The Chairman has evaluated the performance of individual Directors through informal discussions and observations. The Senior Independent Non-Executive Director and the other Non-Executive Directors have met, without the Chairman present, to appraise his performance. Overall, the Board considered the performance of each Director to be effective and concluded that both the Board and its Committees continue to provide effective leadership and exert the required levels of governance and control. The Board will continue to review its procedures, effectiveness and development in the year ahead.

As well as considering the results of this year’s performance evaluation, the Board also reviewed performance against the areas identified in the 2019 independent evaluation undertaken by Clare Chalmers and related recommendations which is summarised below:


Greater focus by the Board as a whole on succession planning and broader talent management.

During the year the Board focussed on succession planning for the Chairman and Non-Executive Directors (described in more detail in the FY21 Annual Report). Further consideration will be given during the coming year to succession planning for Executive Directors. Talent management programmes were reviewed by the Group HR Director, however, in view of the limitations imposed by the COVID-19 pandemic no material changes were made to existing programmes.

Consideration of enhancing governance best practice by reviewing board structure and operation.

A management committee consisting of the Executive Directors, Chief Operating Officer, Divisional Managing Directors and other key stakeholders was established to deal with daily operational and commercial issues arising as a result of the COVID-19 pandemic. However, a broader review of the board structure and operation was postponed until after the COVID-19 pandemic.

Board to conduct a review of Board skills.

A review of Board skills was undertaken which established that the Board possessed a broad range of experience and skills relevant to the Group’s businesses including strategic development, food and retail, operational and regulatory experience. The review identified that the Board had limited IT/cyber expertise and environmental/sustainability experience in relation to which other Senior Executives who report to the Board have responsibility and for which additional training has been provided to Directors.

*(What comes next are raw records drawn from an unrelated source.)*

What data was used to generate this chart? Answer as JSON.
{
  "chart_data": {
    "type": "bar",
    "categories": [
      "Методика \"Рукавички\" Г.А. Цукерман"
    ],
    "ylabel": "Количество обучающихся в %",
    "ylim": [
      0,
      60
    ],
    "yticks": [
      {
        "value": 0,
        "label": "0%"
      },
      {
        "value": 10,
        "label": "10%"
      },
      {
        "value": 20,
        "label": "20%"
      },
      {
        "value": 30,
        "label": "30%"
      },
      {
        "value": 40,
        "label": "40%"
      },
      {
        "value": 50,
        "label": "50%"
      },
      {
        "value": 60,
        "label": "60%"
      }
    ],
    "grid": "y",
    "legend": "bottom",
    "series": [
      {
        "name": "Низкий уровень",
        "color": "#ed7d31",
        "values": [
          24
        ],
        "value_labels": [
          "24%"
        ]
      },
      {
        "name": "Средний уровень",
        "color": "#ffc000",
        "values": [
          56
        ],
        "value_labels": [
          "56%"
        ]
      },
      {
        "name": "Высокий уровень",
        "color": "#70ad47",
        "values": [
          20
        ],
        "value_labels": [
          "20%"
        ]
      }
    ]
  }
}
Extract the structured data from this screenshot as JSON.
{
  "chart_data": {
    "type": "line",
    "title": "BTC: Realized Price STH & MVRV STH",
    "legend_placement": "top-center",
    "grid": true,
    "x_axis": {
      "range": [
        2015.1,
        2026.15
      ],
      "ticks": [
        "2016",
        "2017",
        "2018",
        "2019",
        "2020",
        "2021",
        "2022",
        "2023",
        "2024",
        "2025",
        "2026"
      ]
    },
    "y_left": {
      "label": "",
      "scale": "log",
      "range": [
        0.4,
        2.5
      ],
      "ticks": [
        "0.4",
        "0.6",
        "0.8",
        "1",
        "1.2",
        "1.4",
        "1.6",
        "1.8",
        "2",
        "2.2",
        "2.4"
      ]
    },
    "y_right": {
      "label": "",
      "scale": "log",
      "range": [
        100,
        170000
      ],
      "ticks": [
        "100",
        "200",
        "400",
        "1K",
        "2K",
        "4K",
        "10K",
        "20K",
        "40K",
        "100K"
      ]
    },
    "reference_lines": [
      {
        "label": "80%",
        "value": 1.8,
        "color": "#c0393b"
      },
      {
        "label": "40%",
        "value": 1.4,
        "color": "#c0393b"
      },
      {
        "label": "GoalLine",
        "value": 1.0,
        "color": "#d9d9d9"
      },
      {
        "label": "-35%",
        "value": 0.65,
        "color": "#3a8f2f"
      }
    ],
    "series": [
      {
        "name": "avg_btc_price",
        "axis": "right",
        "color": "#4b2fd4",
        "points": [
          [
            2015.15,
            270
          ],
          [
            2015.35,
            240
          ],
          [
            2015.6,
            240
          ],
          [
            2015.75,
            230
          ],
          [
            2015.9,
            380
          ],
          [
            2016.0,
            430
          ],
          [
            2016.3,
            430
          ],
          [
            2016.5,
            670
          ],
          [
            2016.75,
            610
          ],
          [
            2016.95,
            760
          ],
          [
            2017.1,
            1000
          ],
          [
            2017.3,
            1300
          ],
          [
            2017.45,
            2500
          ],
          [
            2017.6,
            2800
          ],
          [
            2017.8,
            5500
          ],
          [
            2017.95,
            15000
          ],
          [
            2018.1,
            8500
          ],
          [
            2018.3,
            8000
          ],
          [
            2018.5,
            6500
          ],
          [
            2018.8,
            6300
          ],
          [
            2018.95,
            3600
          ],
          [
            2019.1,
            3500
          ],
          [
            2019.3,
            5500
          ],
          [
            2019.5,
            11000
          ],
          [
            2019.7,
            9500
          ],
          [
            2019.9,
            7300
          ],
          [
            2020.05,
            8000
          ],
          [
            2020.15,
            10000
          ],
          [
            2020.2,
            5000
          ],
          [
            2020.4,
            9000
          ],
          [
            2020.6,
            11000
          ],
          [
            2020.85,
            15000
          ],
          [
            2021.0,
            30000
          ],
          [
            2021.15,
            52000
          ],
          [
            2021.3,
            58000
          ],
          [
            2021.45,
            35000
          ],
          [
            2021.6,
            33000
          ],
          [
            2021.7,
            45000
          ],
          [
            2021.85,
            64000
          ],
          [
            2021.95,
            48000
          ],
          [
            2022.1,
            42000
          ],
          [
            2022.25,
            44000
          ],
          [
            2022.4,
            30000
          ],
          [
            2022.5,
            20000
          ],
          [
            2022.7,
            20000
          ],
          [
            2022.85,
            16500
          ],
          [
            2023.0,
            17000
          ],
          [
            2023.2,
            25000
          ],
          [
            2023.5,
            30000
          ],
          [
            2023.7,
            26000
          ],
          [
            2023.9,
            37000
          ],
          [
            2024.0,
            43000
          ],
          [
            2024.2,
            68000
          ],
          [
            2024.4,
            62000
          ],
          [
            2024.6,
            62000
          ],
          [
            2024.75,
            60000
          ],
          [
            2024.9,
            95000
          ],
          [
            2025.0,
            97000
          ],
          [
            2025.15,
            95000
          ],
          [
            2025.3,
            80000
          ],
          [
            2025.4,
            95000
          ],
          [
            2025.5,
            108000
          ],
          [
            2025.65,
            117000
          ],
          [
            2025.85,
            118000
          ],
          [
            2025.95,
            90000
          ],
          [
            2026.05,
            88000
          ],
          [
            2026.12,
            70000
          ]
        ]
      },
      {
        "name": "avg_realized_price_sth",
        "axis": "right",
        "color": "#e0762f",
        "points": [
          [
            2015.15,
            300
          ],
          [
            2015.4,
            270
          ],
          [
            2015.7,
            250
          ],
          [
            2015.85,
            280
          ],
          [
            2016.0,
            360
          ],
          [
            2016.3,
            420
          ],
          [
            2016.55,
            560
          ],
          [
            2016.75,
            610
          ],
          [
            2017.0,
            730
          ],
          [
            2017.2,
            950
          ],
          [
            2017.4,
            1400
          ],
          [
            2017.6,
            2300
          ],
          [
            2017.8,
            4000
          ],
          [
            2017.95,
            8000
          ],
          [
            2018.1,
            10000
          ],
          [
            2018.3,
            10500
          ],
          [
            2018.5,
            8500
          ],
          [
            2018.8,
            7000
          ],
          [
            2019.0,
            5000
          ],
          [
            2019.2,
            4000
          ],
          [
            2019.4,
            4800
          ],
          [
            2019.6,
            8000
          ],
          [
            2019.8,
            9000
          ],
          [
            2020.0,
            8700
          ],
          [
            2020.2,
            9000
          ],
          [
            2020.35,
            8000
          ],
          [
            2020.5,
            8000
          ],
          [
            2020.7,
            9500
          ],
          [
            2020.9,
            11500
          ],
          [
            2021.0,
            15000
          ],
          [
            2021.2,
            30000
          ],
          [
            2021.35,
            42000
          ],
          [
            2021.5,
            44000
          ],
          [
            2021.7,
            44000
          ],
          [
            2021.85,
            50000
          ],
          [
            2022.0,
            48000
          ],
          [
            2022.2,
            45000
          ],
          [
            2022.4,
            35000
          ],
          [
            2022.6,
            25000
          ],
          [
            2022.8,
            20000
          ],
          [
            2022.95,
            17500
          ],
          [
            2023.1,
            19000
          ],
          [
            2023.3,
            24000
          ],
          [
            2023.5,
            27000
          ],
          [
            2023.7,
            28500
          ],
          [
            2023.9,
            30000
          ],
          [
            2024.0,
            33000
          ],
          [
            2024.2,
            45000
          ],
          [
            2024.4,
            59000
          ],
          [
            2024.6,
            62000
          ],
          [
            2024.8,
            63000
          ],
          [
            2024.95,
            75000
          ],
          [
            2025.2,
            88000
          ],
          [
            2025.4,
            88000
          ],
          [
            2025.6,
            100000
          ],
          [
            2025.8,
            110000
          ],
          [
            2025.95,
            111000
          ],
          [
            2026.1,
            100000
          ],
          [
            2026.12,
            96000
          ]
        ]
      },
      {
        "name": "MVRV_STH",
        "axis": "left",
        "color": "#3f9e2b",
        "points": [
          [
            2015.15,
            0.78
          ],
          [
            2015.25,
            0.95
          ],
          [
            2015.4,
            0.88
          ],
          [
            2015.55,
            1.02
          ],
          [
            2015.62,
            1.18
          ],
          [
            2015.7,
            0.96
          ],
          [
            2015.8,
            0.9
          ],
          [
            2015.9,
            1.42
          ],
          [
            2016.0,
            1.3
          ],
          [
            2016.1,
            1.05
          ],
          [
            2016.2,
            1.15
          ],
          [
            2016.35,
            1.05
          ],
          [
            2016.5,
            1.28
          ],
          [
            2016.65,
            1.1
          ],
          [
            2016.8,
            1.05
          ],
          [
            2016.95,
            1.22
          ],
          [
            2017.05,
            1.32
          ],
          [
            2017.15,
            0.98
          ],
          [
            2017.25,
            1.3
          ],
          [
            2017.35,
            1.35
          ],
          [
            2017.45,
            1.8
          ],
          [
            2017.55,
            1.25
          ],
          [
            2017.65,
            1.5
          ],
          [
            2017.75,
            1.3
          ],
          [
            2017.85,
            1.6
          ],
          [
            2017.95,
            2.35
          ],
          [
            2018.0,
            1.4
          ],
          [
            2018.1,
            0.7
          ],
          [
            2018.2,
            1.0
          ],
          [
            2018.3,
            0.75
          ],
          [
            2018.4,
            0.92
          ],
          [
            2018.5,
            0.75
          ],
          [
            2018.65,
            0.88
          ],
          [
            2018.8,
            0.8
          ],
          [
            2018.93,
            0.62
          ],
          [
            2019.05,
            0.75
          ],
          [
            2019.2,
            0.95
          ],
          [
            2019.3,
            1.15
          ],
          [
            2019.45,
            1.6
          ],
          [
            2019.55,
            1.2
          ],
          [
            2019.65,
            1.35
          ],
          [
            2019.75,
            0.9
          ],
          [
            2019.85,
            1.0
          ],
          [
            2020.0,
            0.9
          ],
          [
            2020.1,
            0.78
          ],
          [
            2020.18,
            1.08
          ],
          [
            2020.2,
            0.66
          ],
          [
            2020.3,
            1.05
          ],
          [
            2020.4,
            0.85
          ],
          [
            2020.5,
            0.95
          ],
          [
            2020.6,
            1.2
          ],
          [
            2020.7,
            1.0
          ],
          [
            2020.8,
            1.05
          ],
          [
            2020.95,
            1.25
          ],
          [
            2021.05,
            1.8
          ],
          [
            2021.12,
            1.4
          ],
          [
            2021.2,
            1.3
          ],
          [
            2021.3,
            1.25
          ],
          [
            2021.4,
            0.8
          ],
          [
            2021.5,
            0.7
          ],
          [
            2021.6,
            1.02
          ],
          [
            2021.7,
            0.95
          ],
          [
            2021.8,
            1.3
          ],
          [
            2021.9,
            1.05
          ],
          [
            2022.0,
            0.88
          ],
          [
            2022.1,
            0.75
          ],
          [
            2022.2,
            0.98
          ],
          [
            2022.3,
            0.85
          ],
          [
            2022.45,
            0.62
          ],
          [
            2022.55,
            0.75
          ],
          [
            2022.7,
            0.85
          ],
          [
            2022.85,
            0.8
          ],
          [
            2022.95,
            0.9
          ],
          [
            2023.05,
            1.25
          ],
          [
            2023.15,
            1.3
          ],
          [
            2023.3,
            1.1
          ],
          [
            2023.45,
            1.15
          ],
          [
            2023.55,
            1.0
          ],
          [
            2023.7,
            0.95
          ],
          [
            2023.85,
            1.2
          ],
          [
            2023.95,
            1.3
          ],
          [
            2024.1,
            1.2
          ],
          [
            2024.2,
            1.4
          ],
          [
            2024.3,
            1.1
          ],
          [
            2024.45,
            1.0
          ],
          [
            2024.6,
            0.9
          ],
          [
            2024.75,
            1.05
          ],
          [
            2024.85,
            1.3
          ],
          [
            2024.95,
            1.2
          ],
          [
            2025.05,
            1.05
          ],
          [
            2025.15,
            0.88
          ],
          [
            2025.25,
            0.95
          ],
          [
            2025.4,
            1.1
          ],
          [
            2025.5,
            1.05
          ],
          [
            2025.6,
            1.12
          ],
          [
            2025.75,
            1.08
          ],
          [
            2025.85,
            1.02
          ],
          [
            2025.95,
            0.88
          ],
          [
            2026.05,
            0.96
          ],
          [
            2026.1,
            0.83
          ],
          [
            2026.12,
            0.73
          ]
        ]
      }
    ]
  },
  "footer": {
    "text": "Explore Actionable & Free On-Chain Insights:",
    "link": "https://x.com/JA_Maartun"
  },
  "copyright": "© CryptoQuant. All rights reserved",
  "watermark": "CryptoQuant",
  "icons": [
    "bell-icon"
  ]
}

Greater focus by the Board as a whole on strategic matters and avoiding unnecessary operation detail.

The Board has given greater consideration to strategic matters, in particular, focussing on identifying complimentary products and sectors to the Group’s existing business which offer significant growth opportunities.

The Board has also increased its focus on the Group’s environmental and sustainability strategy (described in more detail on pages 24 to 34 of the Strategic Report in the FY21 Annual Report).

Further consideration of stakeholder engagement framework and dialogue with pressure groups.

Whilst the Group’s engagement with the Government, regulatory authorities and certain stakeholder groups increased significantly in relation to the COVID-19 pandemic and Brexit, a full review of its engagement with stakeholders and pressure groups was postponed until after the COVID-19 pandemic.

Improvements to the content and presentation of Board packs.

The Board adopted an enhanced online board portal and the content of Board packs has been improved in relation to the reporting of operational and commercial matters to facilitate greater focus by the Board on strategic matters.